In one set of experiments, Beth is testing whether zebra finches can detect changes made to their song motifs, and what types of changes are most easily detected.
To test this she is modifying two parameters: duration of single intervals and timing of single syllables. More specifically she is increasing the duration of single intervals and reversing single syllables.
By doubling the length of silence between two syllables in a motif, a change is being made to the overall rhythm and timing of song.
In reversing a single syllable, the syllable is flipped in time, and is basically played backwards to the bird. This changes the timing of the syllable’s fine structure, rather than the overall timing of song.
For each target motif, only a single change is made. Some examples of target motifs are below.
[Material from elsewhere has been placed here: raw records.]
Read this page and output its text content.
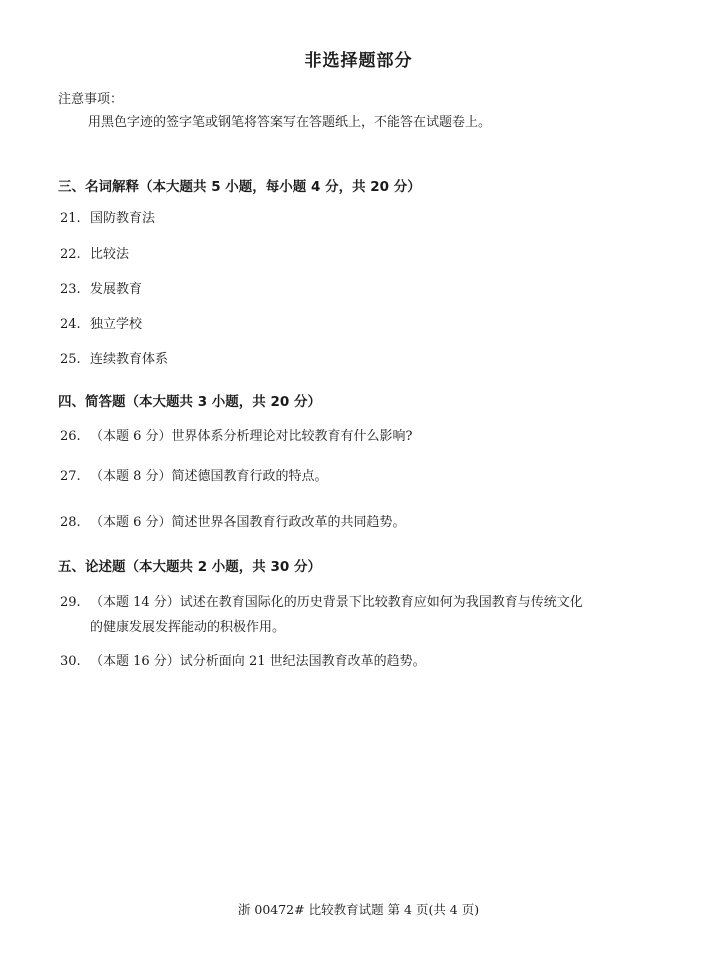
非选择题部分
注意事项：
用黑色字迹的签字笔或钢笔将答案写在答题纸上，不能答在试题卷上。
三、名词解释（本大题共 5 小题，每小题 4 分，共 20 分）
21. 国防教育法
22. 比较法
23. 发展教育
24. 独立学校
25. 连续教育体系
四、简答题（本大题共 3 小题，共 20 分）
26. （本题 6 分）世界体系分析理论对比较教育有什么影响?
27. （本题 8 分）简述德国教育行政的特点。
28. （本题 6 分）简述世界各国教育行政改革的共同趋势。
五、论述题（本大题共 2 小题，共 30 分）
29. （本题 14 分）试述在教育国际化的历史背景下比较教育应如何为我国教育与传统文化
的健康发展发挥能动的积极作用。
30. （本题 16 分）试分析面向 21 世纪法国教育改革的趋势。
浙 00472# 比较教育试题 第 4 页(共 4 页)
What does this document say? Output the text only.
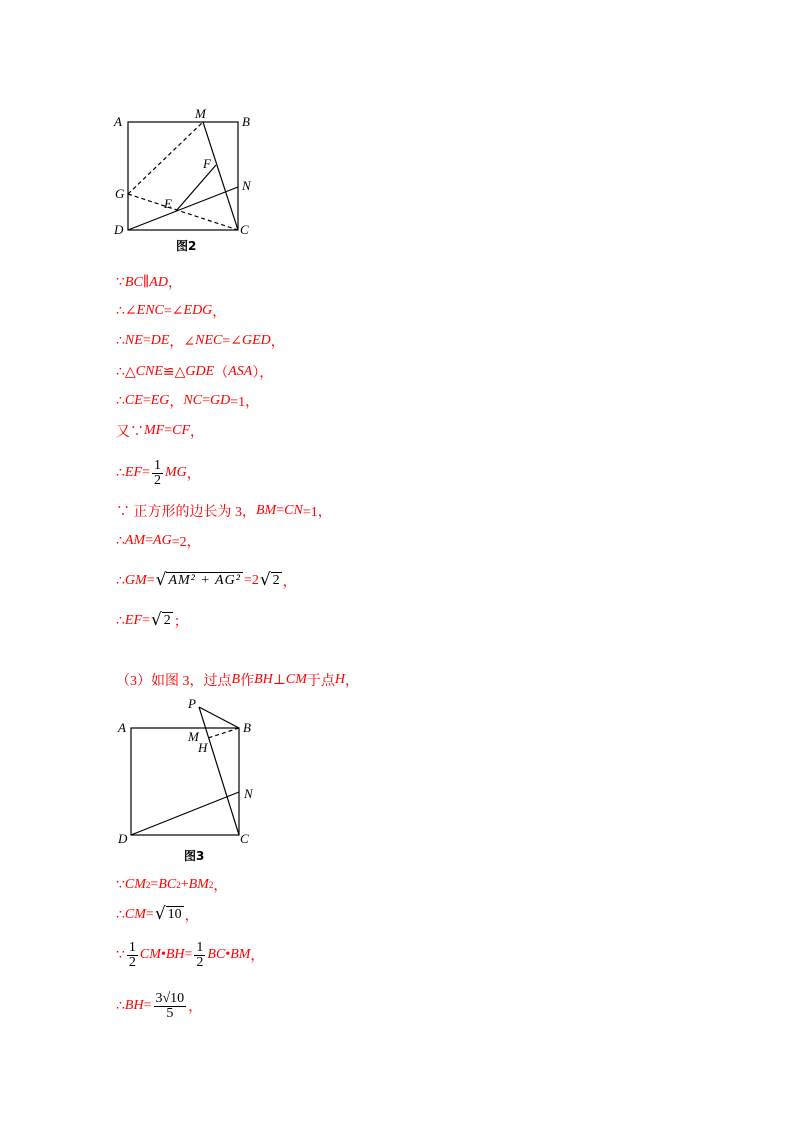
A	B
M
F
N
G
E
D	C
图2
∵ BC∥AD ，
∴∠ ENC =∠ EDG ，
∴ NE = DE ，∠ NEC =∠ GED ，
∴△ CNE ≌△ GDE （ ASA ），
∴ CE = EG ， NC = GD =1，
又∵ MF = CF ，
∴ EF = $\frac{1}{2}$ MG ，
∵ 正方形的边长为 3， BM = CN =1，
∴ AM = AG =2，
∴ GM = √ AM² + AG² =2 √ 2 ，
∴ EF = √ 2 ；
（3）如图 3，过点 B 作 BH ⊥ CM 于点 H ，
P
A	B
M
H
N
D	C
图3
∵ CM 2 = BC 2 + BM 2 ，
∴ CM = √ 10 ，
∵ $\frac{1}{2}$ CM•BH = $\frac{1}{2}$ BC•BM ，
∴ BH = $\frac{3√10}{5}$ ，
Changes are marked by asterisks, and can be compared to the original motif.


Experimental setup

Birds are tested using a discrimination experiment.
The testing setup consists of a cage that has two LEDs (red and green) placed on the wall. There is also a speaker overhead through which sounds are played to the bird. The original song motif is played as a repeating background, and the bird must peck the left (red) LED as this motif is being played. At random times, a changed motif is played to the bird instead of the original motif. If the bird detects a change from the original motif, he must peck the right (green) LED. If he does so correctly, he receives a food reward. If he does not detect a change, then he must remain pecking the left LED. By recording which keys the bird pecks during the changed motifs, we can determine which changes the bird can detect, how quickly he can detect these changes, and which changes the bird seems unable to detect.

Preliminary results

So far results suggest that zebra finches are quite good at discriminating syllable reversals, but are poor at discriminating changes to interval durations. Thus, changes to the overall timing and rhythm of song do not seem to be as salient as changes to individual syllables. This may be due in part to how the birds are listening to song. Song contains many different types of information, including frequency and timing information. Perhaps the birds are paying more attention to frequency patterns within the syllables, but less attention to the overall timing of syllables.


Future research

Beth continues to examine the ability of zebra finches to make fine temporal discriminations, using birdsongs in which the spectral content has been replaced by white noise.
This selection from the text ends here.